Décines-Charpieu, à l’est de Lyon. Deux hommes de 20 et 21 ans soupçonnés d’avoir violé une enfant de 12 ans dans un logement Airbnb ont été remis en liberté mardi 21 avril, juste après leur garde à vue. Aucune mesure de contrôle judiciaire, aucune interdiction de contact avec la victime. La famille de la petite fille est sous le choc et ne comprend pas.
🇫🇷 A 12-year-old girl in France woke up covered in blood after being gang raped by two adult men in an Airbnb.
A judge just released them without a restraining order, without supervised contact restrictions… nothing.
At the hearing, the child collapsed in her lawyer’s office… pic.twitter.com/BjJiP7OmRh
— Mario Nawfal (@MarioNawfal) April 28, 2026
« Ils lui ont fait boire énormément d’alcool, notamment des flashs de vodka-Red Bull. Elle a bu plusieurs verres et a commencé à perdre connaissance. »

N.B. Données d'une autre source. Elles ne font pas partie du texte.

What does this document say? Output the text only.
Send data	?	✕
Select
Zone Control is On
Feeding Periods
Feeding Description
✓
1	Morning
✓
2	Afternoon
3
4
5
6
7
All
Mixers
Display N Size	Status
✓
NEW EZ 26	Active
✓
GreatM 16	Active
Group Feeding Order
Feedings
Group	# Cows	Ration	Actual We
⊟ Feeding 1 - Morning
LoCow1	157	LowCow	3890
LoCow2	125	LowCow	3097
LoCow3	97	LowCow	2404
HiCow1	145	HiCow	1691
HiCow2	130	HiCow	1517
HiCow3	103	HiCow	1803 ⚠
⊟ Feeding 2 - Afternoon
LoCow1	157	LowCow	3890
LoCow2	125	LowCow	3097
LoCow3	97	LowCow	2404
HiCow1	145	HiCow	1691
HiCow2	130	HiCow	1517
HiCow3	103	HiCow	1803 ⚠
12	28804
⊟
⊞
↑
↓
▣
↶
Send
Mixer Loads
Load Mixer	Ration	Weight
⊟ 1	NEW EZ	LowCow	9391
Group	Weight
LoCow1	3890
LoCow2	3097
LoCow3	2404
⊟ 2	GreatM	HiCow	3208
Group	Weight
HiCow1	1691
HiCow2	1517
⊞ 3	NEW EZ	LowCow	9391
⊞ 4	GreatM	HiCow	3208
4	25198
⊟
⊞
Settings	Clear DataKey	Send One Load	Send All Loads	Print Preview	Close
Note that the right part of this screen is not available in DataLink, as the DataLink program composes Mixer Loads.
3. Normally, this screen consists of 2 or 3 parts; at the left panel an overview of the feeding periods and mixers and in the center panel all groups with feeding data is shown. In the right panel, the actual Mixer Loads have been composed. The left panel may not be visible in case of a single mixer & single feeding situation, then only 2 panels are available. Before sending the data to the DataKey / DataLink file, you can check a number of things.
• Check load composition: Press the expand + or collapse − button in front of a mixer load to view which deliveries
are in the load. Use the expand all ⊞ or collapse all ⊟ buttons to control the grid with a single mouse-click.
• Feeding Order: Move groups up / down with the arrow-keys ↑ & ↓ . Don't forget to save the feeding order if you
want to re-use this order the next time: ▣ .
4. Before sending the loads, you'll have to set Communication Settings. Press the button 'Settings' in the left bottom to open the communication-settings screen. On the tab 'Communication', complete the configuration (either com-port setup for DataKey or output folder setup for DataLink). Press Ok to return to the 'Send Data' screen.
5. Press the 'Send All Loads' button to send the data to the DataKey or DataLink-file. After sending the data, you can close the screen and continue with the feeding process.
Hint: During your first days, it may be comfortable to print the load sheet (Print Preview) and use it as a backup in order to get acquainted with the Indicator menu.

Quand elle a repris ses esprits, elle était allongée sur un lit, en sang. Sa mère a réussi à la géolocaliser grâce au téléphone portable et a prévenu la police qui est intervenue rapidement.
Au commissariat de Villeurbanne, les choses se sont encore compliquées. Les policiers n’ont même pas proposé spontanément de formulaire pour déposer plainte. L’avocat de la famille, Me David Metaxas, est très clair :
« C’est inadmissible que le formulaire pour déposer plainte n’ait pas été donné à l’initiative des policiers. Il faut rappeler qu’ils avaient en face d’eux une jeune fille qui a été déflorée, pénétrée analement, buccalement, et qui présente des plaies sur l’ensemble du corps. »
Pendant son audition, la fillette de 12 ans a même été confrontée aux versions des deux suspects et de l’adolescente de 16 ans. Les trois témoignages vont dans le même sens : la petite aurait été consentante, voire provocante.
« Tout le monde s’accorde à dire qu’elle était consentante, voire même qu’elle provoquait, alors qu’elle a 12 ans et qu’elle était complètement ivre au point de perdre connaissance. »
Mais ce qui met vraiment le feu aux poudres, c’est la remise en liberté totale des deux hommes. Me Metaxas ne tourne pas autour du pot :
« L’absence de mesure coercitive concernant les suspects est incompréhensible. Ils peuvent, s’ils le souhaitent, recontacter et aller voir la jeune fille comme ils veulent. »
L’avocat a déjà annoncé qu’il allait saisir le procureur de la République. Il demande une prise en charge rapide par un service spécialisé et des mesures d’urgence pour protéger la mineure :
« J’exige qu’un service spécialisé soit chargé de l’enquête avec mise en place de mesures coercitives pour assurer la sécurité de cette mineure. »
Il décrit aussi l’état actuel de sa jeune cliente :
« Elle est dans un état de sidération totale. Elle n’a pas pu prononcer un seul mot à mon cabinet. Il faut que les services de justice prennent ce dossier en main très rapidement. »
Pour l’instant, l’enquête suit son cours, mais la famille attend des actes concrets pour que la petite fille puisse se sentir protégée. L’affaire, qui s’est déroulée dans un Airbnb de Décines-Charpieu, continue de faire parler dans toute la région lyonnaise.